Remembering Dundee’s Music Halls

Featured Image: Dundee People’s Palace Programme 1891 (with thanks to Billy Rough)

A recent exhibition in the Dundee Central Library highlighted the past importance of music halls to the City. This Soundyings post pulls together some relevant information and resources inspired by this event. Those involved in curating the exhibition (Dr Billy Rough, MLitt student Ombeline Picat, and 4th year student Nicole Entin from the University of St Andrews School of Art History, and Dr Erin Farley from the Dundee Libraries) did a splendid job with printed material from the Dundee Libraries’ Local History Centre, particularly the archive of posters and other printed ephemera that show the kind of entertainments that were to be had. Additional support was available from the British Music Hall Society, whose Vice-Chair Alison Young delivered a talk to open the exhibition. Local newspaper publishers DC Thomson gave permission to use some of their historic material.

Image: Dundee Music Hall Poster, 1871 (with thanks to Billy Rough)

19th century music hall poster from 1871

Like many working-class cities in 19th century Britain, Dundee had a range of venues from the “People’s Palace” (which sat behind the Queen’s Hotel and which burnt down in the 1970s) to “McFarland’s Theatre of Varieties’. These were commercial venues, often operating on a precarious profit margin basis, and played an important role in connecting local identities with wider British culture. Audiences were more working class and male than otherwise for most of the 19th century. Health and safety often led much to be desired: a terrible crush at Dundee’s Springthorpe Music Hall on the 2nd  January 1865 led to 20 deaths (see Rough, 2023).
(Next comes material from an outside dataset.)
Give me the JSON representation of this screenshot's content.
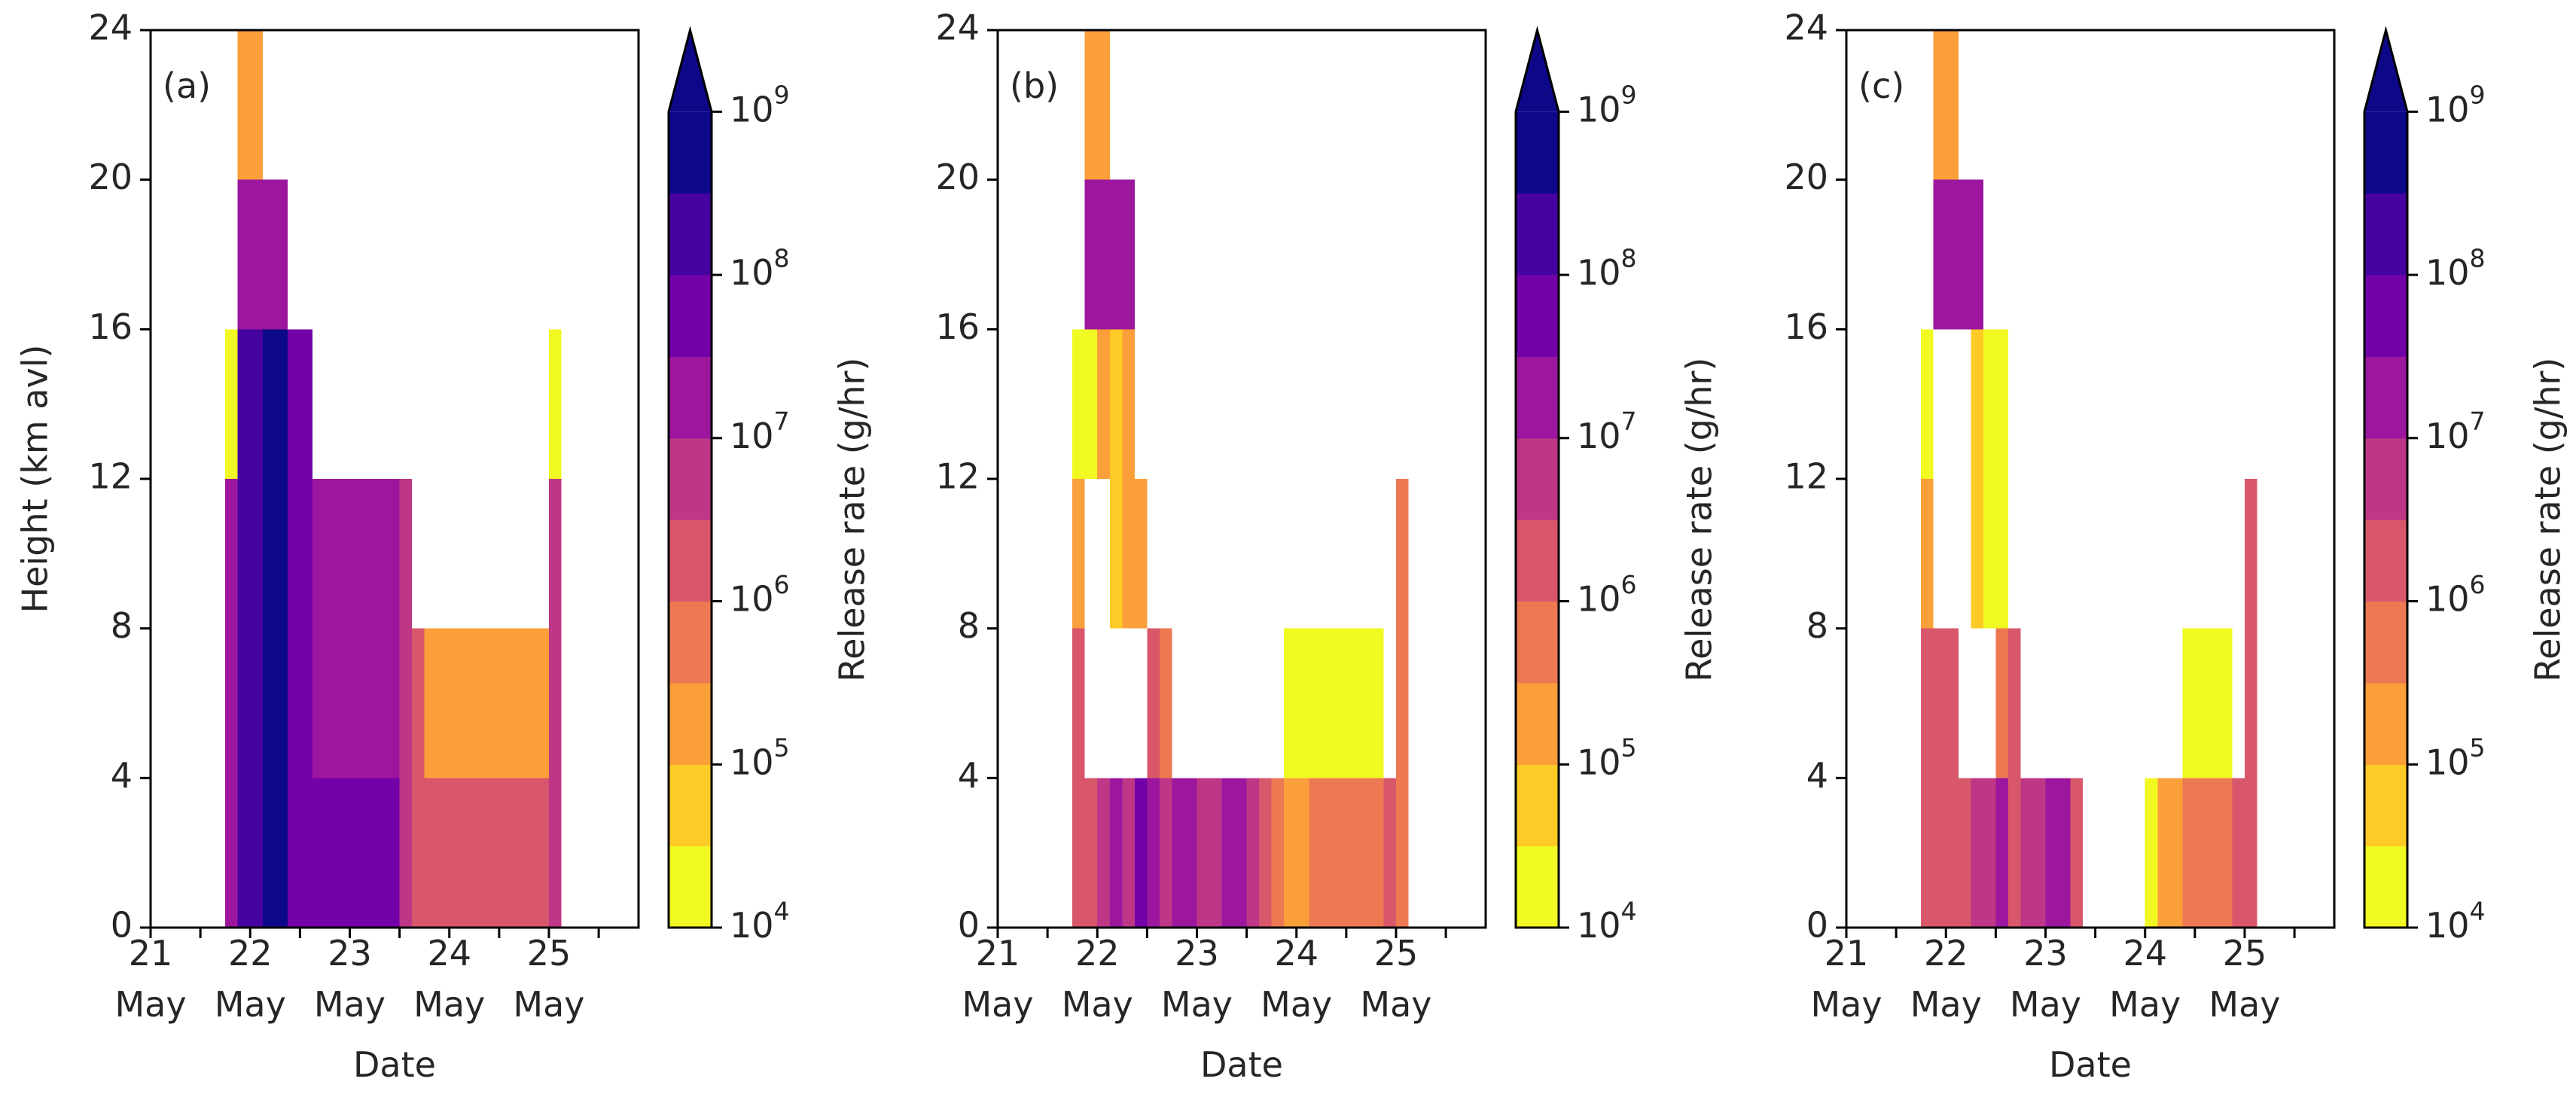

Music Hall songs were important reflections, for better or worse, of national identity in the Victorian age: the kilted highlander performance by artists such as Harry Lauder shaped how Scots and the rest of the world thought about national identity, and many studies have followed Hugh MacDiarmid in questioning that particular topic and its legacy. However, the entertainments played a valuable role in connecting folk who could pay a few pennies for cheerful entertainment and some warmth on a winter’s night. The circuit of touring acts that played in Dundee’s halls linked working class England with venues around Scotland, although careful searches can also identity more local acts: see the Dundee library for more information about the local resources available.

Further Reading / Resources

  • Billy Rough, Ombeline Picat and Nicole Entin, ‘Remembering Dundee’s Music Halls: Entertaining Dundee from the 1840s to the Great War – exhibition April/May 2024 https://www.leisureandculturedundee.com/news/remembering-dundees-music-halls
  • Ruth Forbes, ‘Music and the People: Dundee, c1914-39’ chapter 9 in p.220-245
  • Ruth Forbes, ‘A Study in Music, Community and Identity in a late nineteenth-century Scottish town’, in Journal of Victorian Culture 11(2), (2006), pp.256-280 https://doi.org/10.3366/jvc.2006.11.2.256
  • Paul Maloney, Scotland and the Music Hall, 1850-1914 (Manchester University Press, 2003) – particularly good on Glasgow’s Music Halls.
  • Billy Rough, ‘Frightful Catastrophe in Dundee’: The Tragedy of Springthorpe’s Music Hall’, in History Scotland, 23(1), 2023, pp.18-20.
  • Billy Rough, ‘Fun Without Vulgarity’: A brief history of Dundee’s music halls, from the 1840s to the Great War: working, schooling, eating and entertaining. In A. H. Society (Ed.), A Dundee miscellany. Publications of the Abertay Historical Society, Abertay Historical Society 64, 2023, pp.105-140.